NOLA Media Group prints what looks like a response to James Gill from a Jindal PR flack in a space where one would expect to see an editorial correction.  At the bottom of a James Gill column on Nagin we find this blurb.

Spending on mental health higher: Sunday's column suggested that, because of budget cuts, treatment of mental illness had "pretty much gone by the wayside" in Louisiana. Spending on mental health is  30 percent higher than it was when Jindal took office in 2008, according to his spokesman.
"According to his spokesman"  Anybody want to fact check this assertion before running it in this space?

In 2010, the city released an analysis of psychiatric bed capacity in New Orleans compared to five other similarly sized and situated U.S. cities: Atlanta, Cleveland, Memphis, Tenn., St. Louis and Washington, DC.

At that time, the report found, there were 165 inpatient psych beds in New Orleans, a rate of 46.5 per 100,000 population — down from 364 total and 78.9 per 100,000 pre-Katrina. Of those, 60 were adult inpatient beds — fewer than the 77 at Charity Hospital alone prior to August 2005 — 16.9 per 100,000 population. Of course, these numbers were based on a slightly inflated pre-Census estimate population of about 354,000. Based on the actual 2010 population of 343,000, the rate is about 17.5 adult beds per 100,000.

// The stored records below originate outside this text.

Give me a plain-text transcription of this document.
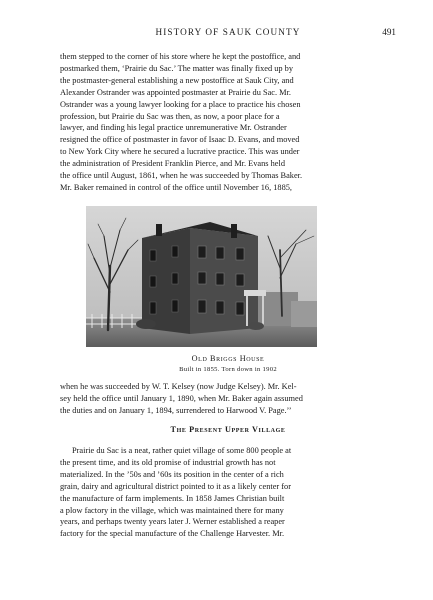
HISTORY OF SAUK COUNTY	491

them stepped to the corner of his store where he kept the postoffice, and

postmarked them, ‘Prairie du Sac.’ The matter was finally fixed up by

the postmaster-general establishing a new postoffice at Sauk City, and

Alexander Ostrander was appointed postmaster at Prairie du Sac. Mr.

Ostrander was a young lawyer looking for a place to practice his chosen

profession, but Prairie du Sac was then, as now, a poor place for a

lawyer, and finding his legal practice unremunerative Mr. Ostrander

resigned the office of postmaster in favor of Isaac D. Evans, and moved

to New York City where he secured a lucrative practice. This was under

the administration of President Franklin Pierce, and Mr. Evans held

the office until August, 1861, when he was succeeded by Thomas Baker.

Mr. Baker remained in control of the office until November 16, 1885,

Old Briggs House

Built in 1855. Torn down in 1902

when he was succeeded by W. T. Kelsey (now Judge Kelsey). Mr. Kel-

sey held the office until January 1, 1890, when Mr. Baker again assumed

the duties and on January 1, 1894, surrendered to Harwood V. Page.’’

The Present Upper Village

Prairie du Sac is a neat, rather quiet village of some 800 people at

the present time, and its old promise of industrial growth has not

materialized. In the ’50s and ’60s its position in the center of a rich

grain, dairy and agricultural district pointed to it as a likely center for

the manufacture of farm implements. In 1858 James Christian built

a plow factory in the village, which was maintained there for many

years, and perhaps twenty years later J. Werner established a reaper

factory for the special manufacture of the Challenge Harvester. Mr.
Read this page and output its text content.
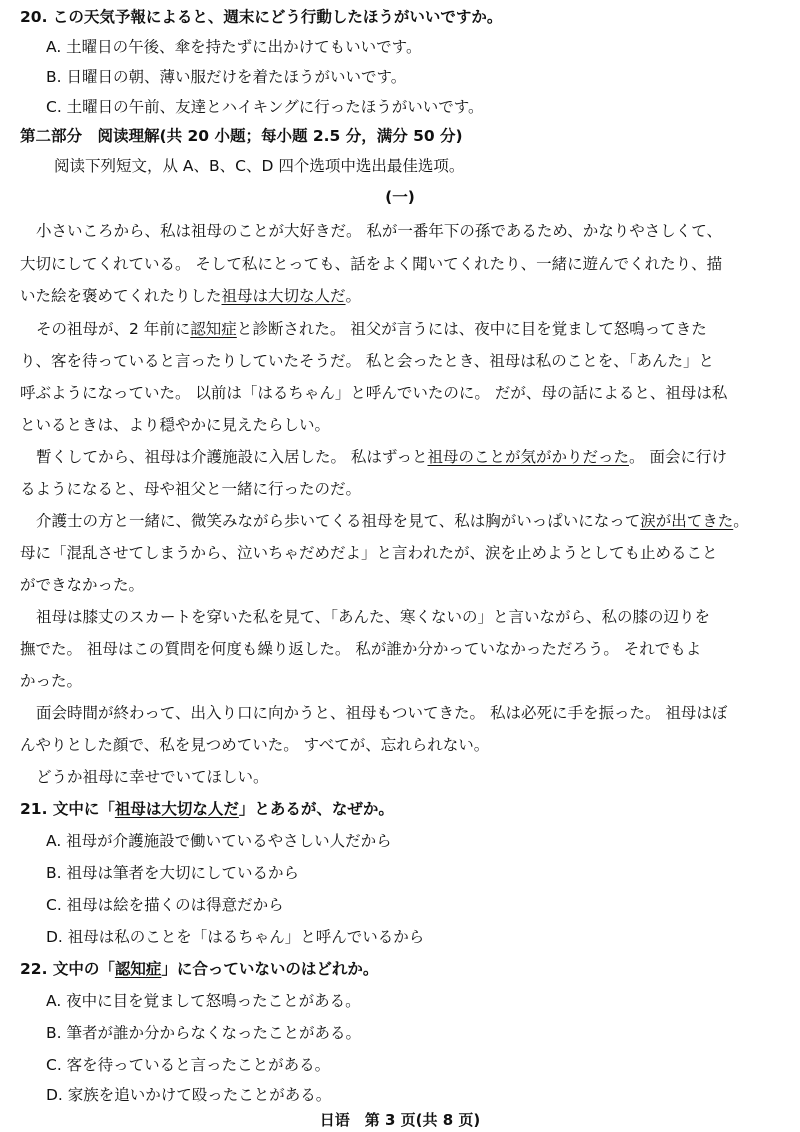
20. この天気予報によると、週末にどう行動したほうがいいですか。
A. 土曜日の午後、傘を持たずに出かけてもいいです。
B. 日曜日の朝、薄い服だけを着たほうがいいです。
C. 土曜日の午前、友達とハイキングに行ったほうがいいです。
第二部分　阅读理解(共 20 小题；每小题 2.5 分，满分 50 分)
阅读下列短文，从 A、B、C、D 四个选项中选出最佳选项。
(一)
小さいころから、私は祖母のことが大好きだ。 私が一番年下の孫であるため、かなりやさしくて、
大切にしてくれている。 そして私にとっても、話をよく聞いてくれたり、一緒に遊んでくれたり、描
いた絵を褒めてくれたりした祖母は大切な人だ。
その祖母が、2 年前に認知症と診断された。 祖父が言うには、夜中に目を覚まして怒鳴ってきた
り、客を待っていると言ったりしていたそうだ。 私と会ったとき、祖母は私のことを、「あんた」と
呼ぶようになっていた。 以前は「はるちゃん」と呼んでいたのに。 だが、母の話によると、祖母は私
といるときは、より穏やかに見えたらしい。
暫くしてから、祖母は介護施設に入居した。 私はずっと祖母のことが気がかりだった。 面会に行け
るようになると、母や祖父と一緒に行ったのだ。
介護士の方と一緒に、微笑みながら歩いてくる祖母を見て、私は胸がいっぱいになって涙が出てきた。
母に「混乱させてしまうから、泣いちゃだめだよ」と言われたが、涙を止めようとしても止めること
ができなかった。
祖母は膝丈のスカートを穿いた私を見て、「あんた、寒くないの」と言いながら、私の膝の辺りを
撫でた。 祖母はこの質問を何度も繰り返した。 私が誰か分かっていなかっただろう。 それでもよ
かった。
面会時間が終わって、出入り口に向かうと、祖母もついてきた。 私は必死に手を振った。 祖母はぼ
んやりとした顔で、私を見つめていた。 すべてが、忘れられない。
どうか祖母に幸せでいてほしい。
21. 文中に「祖母は大切な人だ」とあるが、なぜか。
A. 祖母が介護施設で働いているやさしい人だから
B. 祖母は筆者を大切にしているから
C. 祖母は絵を描くのは得意だから
D. 祖母は私のことを「はるちゃん」と呼んでいるから
22. 文中の「認知症」に合っていないのはどれか。
A. 夜中に目を覚まして怒鳴ったことがある。
B. 筆者が誰か分からなくなったことがある。
C. 客を待っていると言ったことがある。
D. 家族を追いかけて殴ったことがある。
日语　第 3 页(共 8 页)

The disparity was huge, the report found, compared to those other cities. Atlanta had 100 total beds per 100,000 population, 57.1 adult. Memphis: 74.7 total/ 63.5 adult. St. Louis: 59.1 total/46.3 adult. Washington: 62.5 total/52.4 adult. "We're at a huge deficit," says (Cecile) Tebo.
Update: Yesterday, in the Letters To The Editor section (where the Jindal PR factoid should have run) we find this question.

If the administration's claims are true, then we taxpayers are spending more money for reduced services. How did that happen? Have the governor's privatization initiatives increased state payments to private contractors while reducing services to the people of Louisiana? That seems to be his agenda, especially in health care and education.

1 comment:

CrazyRed said...

I would refrain from using anything Cecile Tebo says to "Fact Check" anything. She purports to be a mental health advocate, all the while assisting known Coke-head Don Wilkerson in bilking Medicaid, Medicare and the State out of hundreds of thousands of dollars under the cover of Exodus House. The mentally ill of New Orleans and the region are being used by her and her buddy.